ROS allows for creating nodes that communicate with each other. It is very common to use C++ and Python to write these nodes.
This package contains example nodes written in C++ and Python that show minimal examples of using some very basic but powerful features of ROS. Those features include:
- parameter server
- dynamic reconfigure
- timers
- custom messages
- classes with callback functions for publishers and subscribers
- remap topic names
More ideas that are explored are deploying documentation using GitHub Pages, writing unit tests, and checking build status and code coverage.
Additional documentation at http://tdenewiler.github.io/node_example.
There are several launch files included, the main one being node_example.launch.

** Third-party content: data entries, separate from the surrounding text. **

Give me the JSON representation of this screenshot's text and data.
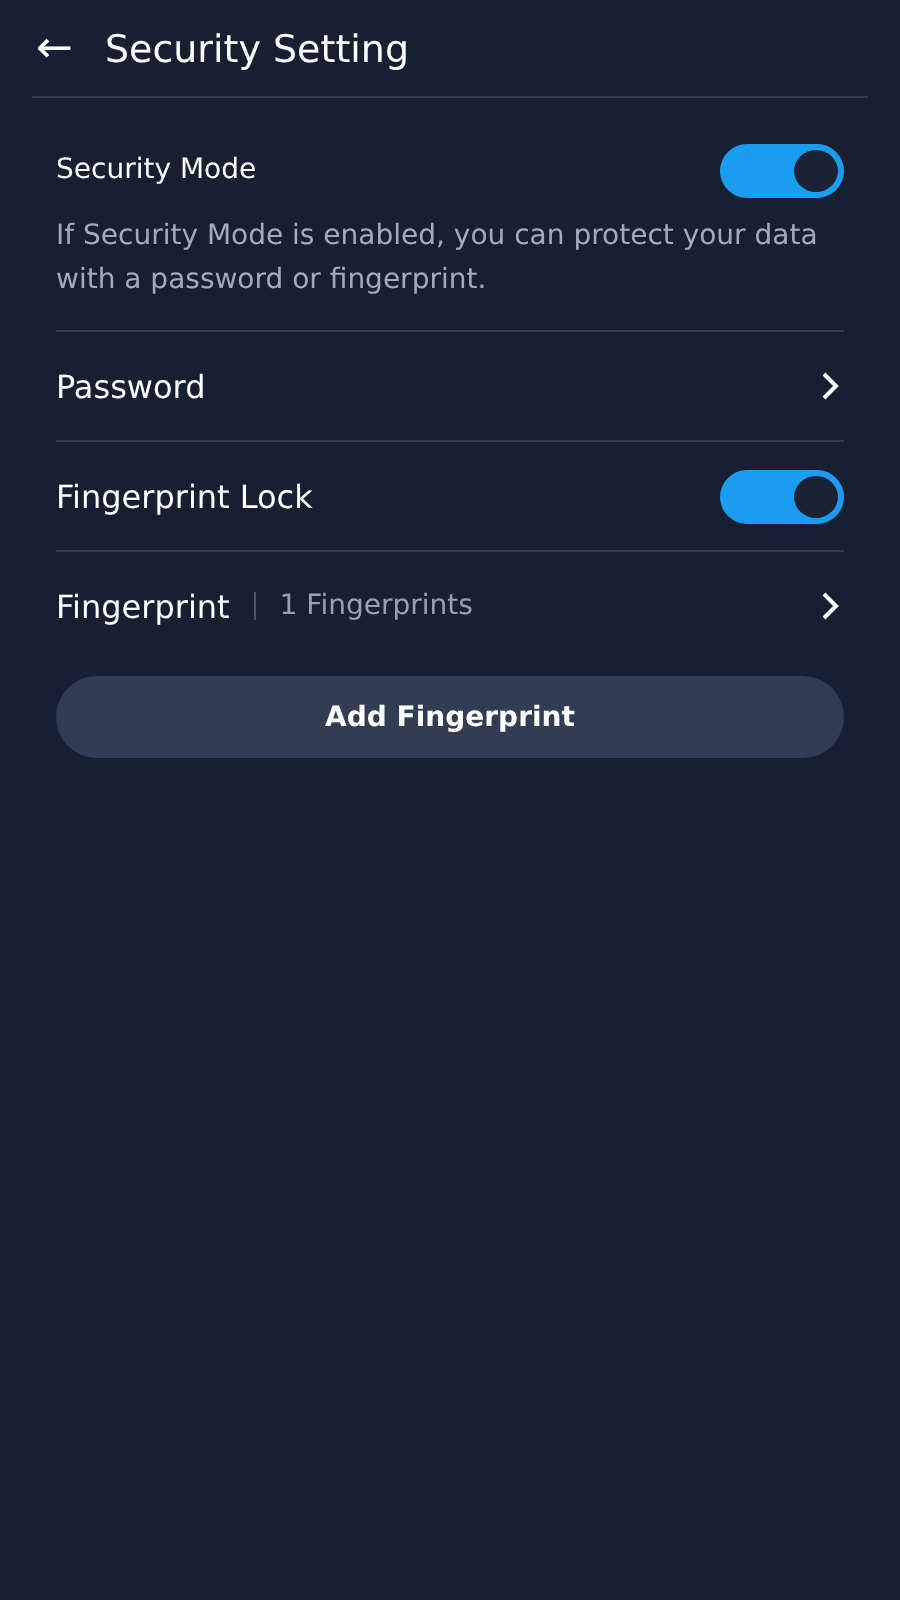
{
  "header": {
    "back_icon": "←",
    "title": "Security Setting"
  },
  "settings": [
    {
      "kind": "toggle",
      "label": "Security Mode",
      "on": true,
      "description": "If Security Mode is enabled, you can protect your data with a password or fingerprint."
    },
    {
      "kind": "link",
      "label": "Password"
    },
    {
      "kind": "toggle",
      "label": "Fingerprint Lock",
      "on": true
    },
    {
      "kind": "link",
      "label": "Fingerprint",
      "detail": "1 Fingerprints"
    }
  ],
  "button": {
    "label": "Add Fingerprint"
  }
}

This will start a talker and listener written in C++ and a talker and listener written in Python.
One GUI will open allowing you to see what messages are being received by the listeners and another GUI will allow
you to change the values sent from each talker.
Both listener nodes receive messages from both talkers, showing that the languages used to write the talkers and
listeners can be mixed.
Build a workspace containing this repository.
A node_example.rosinstall file has been included for convenience with wstool.
To start all the nodes run
roslaunch node_example node_example.launch
You should see two windows open: rqt_reconfigure and rqt_console.
They will look like the following screenshots.
At this point you can modify the strings or numbers in the reconfigure GUI and you should see those changes show up
in the console GUI.
There are enable parameters in each of the talker nodes so that the nodes can effectively be paused and resumed
during runtime.
This is a nice feature that allows easily turning system components on and off during operation for whatever reason
(such as wanting to run multiple similar nodes side-by-side for comparison without using too many CPU/RAM resources,
only running certain nodes when some conditions are met, etc.).
The main branch will keep up with the supported ROS1 distributions.
These currently include Melodic (18.04) and Noetic (20.04).
Tests are run using GitHub Actions for all of these distributions.
During development there are large benefits to employing unit tests to verify that code changes do not break existing
functionality.
This package contains unit tests for each of the C++ nodes.
The unit tests are run using the *.test files in the test/ directory.
The *.test files start the node to be tested plus the unit test code.
The unit test code is written such that it publishes and subscribes to the topics that correspond to the interfaces
of the node under test.
Callbacks are used to verify that the expected data is available on the specified topics.
There are several methods of running the unit tests.
Running the tests with continuous integration services for pull requests is a common method used to ensure pull
requests can be safely merged.
One popular continuous integration provider for open source projects is Travis CI.
This project now uses GitHub Actions to perform tests prior to merging changes into the main branch.
The build and test results for this package can be found in the table at the top of this page.
Unit tests are not magic bullets. The inputs to the nodes must take on enough values to verify that functions return valid values. This will be different for each function and is not fully covered here. Another aspect of unit tests is to ensure that all lines of code are exercised by unit tests, also referred to as code coverage.
A popular code coverage provider for open source projects is codecov. The code coverage results for this package can be found in the table at the top of this page. This tool provides some measure of confidence that the existing unit tests will catch any issues, and that new changes are introduced with unit test code.
Deployed using the command mkdocs gh-deploy.